The quests are straightforward and fun. The main story is intriguing and even though I haven’t completed the full story yet, what I have learned thus far makes me want to figure out the ending. I probably would have finished the main story by now if I would have just stuck to the main story quests, but the side quest rewards and additional story lines are too good to pass up.
One of my major complaints about the game is that even though there are good quest markers and I had no difficulty figuring out where to go and what to do with regards to the story, the game does not give hardly any advice or information on how to use any of the wonderful weapons available to you. Although it didn’t take me long to figure out how each of the weapons worked, it cost me a death or two which tilted me at the start of the game. I felt like I was put into situations that I was ill equipped to handle because of my lack of understanding of my kit. I figured all the weapons out in time and it wasn’t like it was an incredibly difficult task to figure out, but there wasn’t even a small notification or tutorial screen. .
The crafting and modification system is easy and efficient but lacks depth. You can add modifications to weapons and armor for things like +20% damage or +8% resist to electric attacks. This is a nice addition and a way to customize your character to your liking and play style a bit, but that is as deep as it gets. You must craft ammo on the go for all of your weapons and this system is very easy to use, the controls for it are very well designed and even in the heat of battle there is no trouble crafting more ammunition, unless you are out of the materials you need and in that case you are screwed.

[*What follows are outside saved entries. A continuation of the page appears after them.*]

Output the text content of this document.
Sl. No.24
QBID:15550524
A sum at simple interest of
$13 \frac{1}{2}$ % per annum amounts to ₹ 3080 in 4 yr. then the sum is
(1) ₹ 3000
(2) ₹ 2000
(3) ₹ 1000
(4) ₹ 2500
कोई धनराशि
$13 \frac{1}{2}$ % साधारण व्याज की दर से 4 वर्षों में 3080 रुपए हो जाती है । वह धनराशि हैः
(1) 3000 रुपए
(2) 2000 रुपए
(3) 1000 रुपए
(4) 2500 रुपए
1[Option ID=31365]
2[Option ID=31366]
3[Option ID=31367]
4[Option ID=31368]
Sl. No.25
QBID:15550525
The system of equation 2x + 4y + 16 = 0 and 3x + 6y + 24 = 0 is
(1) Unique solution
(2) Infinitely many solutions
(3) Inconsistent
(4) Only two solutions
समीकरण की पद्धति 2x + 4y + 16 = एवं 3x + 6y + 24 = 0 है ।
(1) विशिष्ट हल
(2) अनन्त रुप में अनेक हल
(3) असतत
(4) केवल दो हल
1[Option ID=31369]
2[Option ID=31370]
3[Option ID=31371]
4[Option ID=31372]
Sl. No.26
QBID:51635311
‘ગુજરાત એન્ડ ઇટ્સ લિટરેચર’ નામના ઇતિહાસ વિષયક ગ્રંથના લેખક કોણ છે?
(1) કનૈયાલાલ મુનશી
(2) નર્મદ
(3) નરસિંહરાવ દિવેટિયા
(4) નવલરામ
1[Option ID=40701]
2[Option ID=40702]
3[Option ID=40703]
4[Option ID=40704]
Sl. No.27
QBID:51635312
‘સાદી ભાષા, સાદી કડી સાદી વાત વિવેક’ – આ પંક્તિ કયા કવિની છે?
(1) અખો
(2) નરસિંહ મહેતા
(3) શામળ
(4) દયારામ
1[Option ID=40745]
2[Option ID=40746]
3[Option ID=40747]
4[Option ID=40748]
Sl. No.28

Lastly there is the progression system or leveling system. This is the area where you get to spend points from leveling up to add abilities to Aloy and make her stronger. Things like slowing down time to perfectly aim the arrow at the giant monster machine charging at you or increasing the damage from your spear. It is difficult to decide on where to spend your points first because there are so many enticing options that can assist you in various aspects of the game. I found myself wanting to do side missions just so that I could get that extra experience boost so I could get that next ability to assist me in combat. The extra dodge roll distance ability was especially helpful when dealing with the faster machines you face and making sure I was able to get out of the way of their attacks.
All in all this game is fantastic. The gameplay is fun, the quests and story are entertaining. The progress and crafting systems aren’t the most complex but they add that layer of reward that makes them worth pursuing. It is early in the year and there are many games to come and many games to review and play but I think Horizon: Zero Dawn is going to be a worthy contender for Game of the Year 2017.